Quand on a connu des mois très durs avec une brutale contraction des ventes et de I'activité économique le simple fait de baisser moins vite ou d'entrevoir une stabilisation est déjà en soi une nette amélioration. A I'échelle mondiale la récession est terminée. L'Asie, surtout la Chine, a retrouvé de la vigueur. Les États-Unis sont au point bas. La récession n'est peut être pas encore tout à fait terminée en France. Je pense que nous en sommes proches en terme d'activité, particulièrement dans les secteurs liés à la consommation et dans les industries qui ont vu un moment leurs marchés disparaître, faute de commandes.
Que peut changer le grand emprunt national lancé par le gouvernement ?
C'est une bonne idée de dire à quoi va servir l'argent emprunté aux français (ou aux investisseurs internationaux). C'est aussi une bonne idée que l'emprunt serve à financer en priorité des investissements qui vont bénéficier durablement aux générations futures, car ce sont précisément elles qui vont le rembourser.
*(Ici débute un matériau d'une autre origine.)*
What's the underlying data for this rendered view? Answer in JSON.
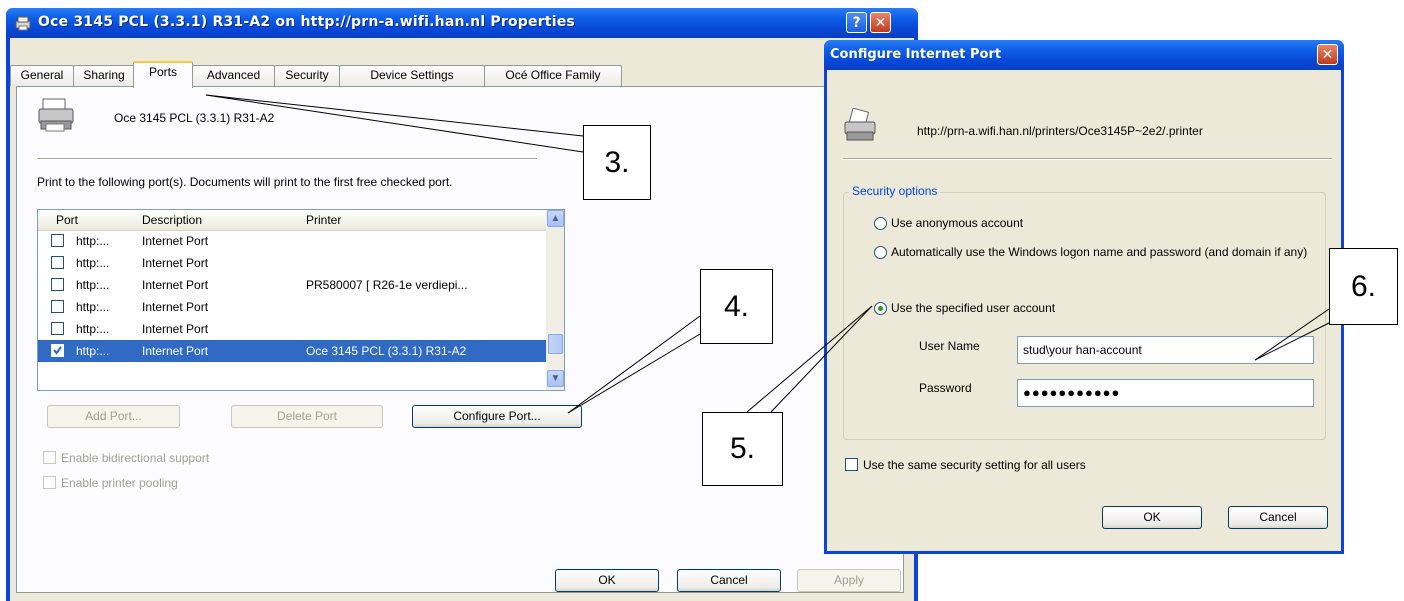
{
  "main_window": {
    "title": "Oce 3145 PCL (3.3.1) R31-A2 on http://prn-a.wifi.han.nl Properties",
    "help_label": "?",
    "close_label": "✕",
    "tabs": [
      {
        "label": "General"
      },
      {
        "label": "Sharing"
      },
      {
        "label": "Ports"
      },
      {
        "label": "Advanced"
      },
      {
        "label": "Security"
      },
      {
        "label": "Device Settings"
      },
      {
        "label": "Océ Office Family"
      }
    ],
    "active_tab": "Ports",
    "printer_name": "Oce 3145 PCL (3.3.1) R31-A2",
    "instructions": "Print to the following port(s). Documents will print to the first free checked port.",
    "columns": [
      "Port",
      "Description",
      "Printer"
    ],
    "ports": [
      {
        "port": "http:...",
        "description": "Internet Port",
        "printer": "",
        "checked": false
      },
      {
        "port": "http:...",
        "description": "Internet Port",
        "printer": "",
        "checked": false
      },
      {
        "port": "http:...",
        "description": "Internet Port",
        "printer": "PR580007 [ R26-1e verdiepi...",
        "checked": false
      },
      {
        "port": "http:...",
        "description": "Internet Port",
        "printer": "",
        "checked": false
      },
      {
        "port": "http:...",
        "description": "Internet Port",
        "printer": "",
        "checked": false
      },
      {
        "port": "http:...",
        "description": "Internet Port",
        "printer": "Oce 3145 PCL (3.3.1) R31-A2",
        "checked": true
      }
    ],
    "buttons": {
      "add_port": "Add Port...",
      "delete_port": "Delete Port",
      "configure_port": "Configure Port..."
    },
    "checkboxes": {
      "bidirectional": "Enable bidirectional support",
      "pooling": "Enable printer pooling"
    },
    "footer": {
      "ok": "OK",
      "cancel": "Cancel",
      "apply": "Apply"
    }
  },
  "configure_dialog": {
    "title": "Configure Internet Port",
    "close_label": "✕",
    "url": "http://prn-a.wifi.han.nl/printers/Oce3145P~2e2/.printer",
    "group_label": "Security options",
    "options": [
      {
        "label": "Use anonymous account",
        "selected": false
      },
      {
        "label": "Automatically use the Windows logon name and password (and domain if any)",
        "selected": false
      },
      {
        "label": "Use the specified user account",
        "selected": true
      }
    ],
    "user_name_label": "User Name",
    "user_name_value": "stud\\your han-account",
    "password_label": "Password",
    "password_value": "●●●●●●●●●●●",
    "same_setting_label": "Use the same security setting for all users",
    "ok": "OK",
    "cancel": "Cancel"
  },
  "callouts": {
    "c3": "3.",
    "c4": "4.",
    "c5": "5.",
    "c6": "6."
  }
}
Il est donc essentiel que les projets retenus répondent à des critères économiques stricts. Nous avons trop longtemps emprunté pour payer des dépenses immédiates, en laissant la facture à nos successeurs. Mais il faut aussi se rappeler qu'un emprunt ne réduit pas le déficit public et que depuis maintenant trente ans, l'Etat emprunte chaque jour plus qu'il ne rembourse. Si on ne réduit pas le déficit, on ajoutera un "grand emprunt exceptionnel" aux emprunts courants déjà considérables. Le sujet du déficit reste prioritaire.
Le projet du "Grand Paris" peut-il contribuer à la relance économique ?
Nous sommes, bien sûr, avec le Grand Paris, au delà de l’horizon du court terme, mais il est aussi très important pour les anticipations à court terme de fixer un chemin à long terme et de baliser où on veut aller. La région parisienne est la première région économique d’Europe. Or, notre région manquait de projets économiques d’envergure. Afficher une ambition collective, affirmer que la mobilité est un facteur de croissance et mettre en place de nouveaux équipements en intégrant naturellement les objectifs environnementaux, peut constituer un levier de croissance. Ce n’est pas la dépense qui crée la croissance, c’est l’efficacité plus grande qui résulte des investissements.


30/01/12
TVA sociale et compétitivité de l'industrie française, Michel Didier (Le Monde, Europe1)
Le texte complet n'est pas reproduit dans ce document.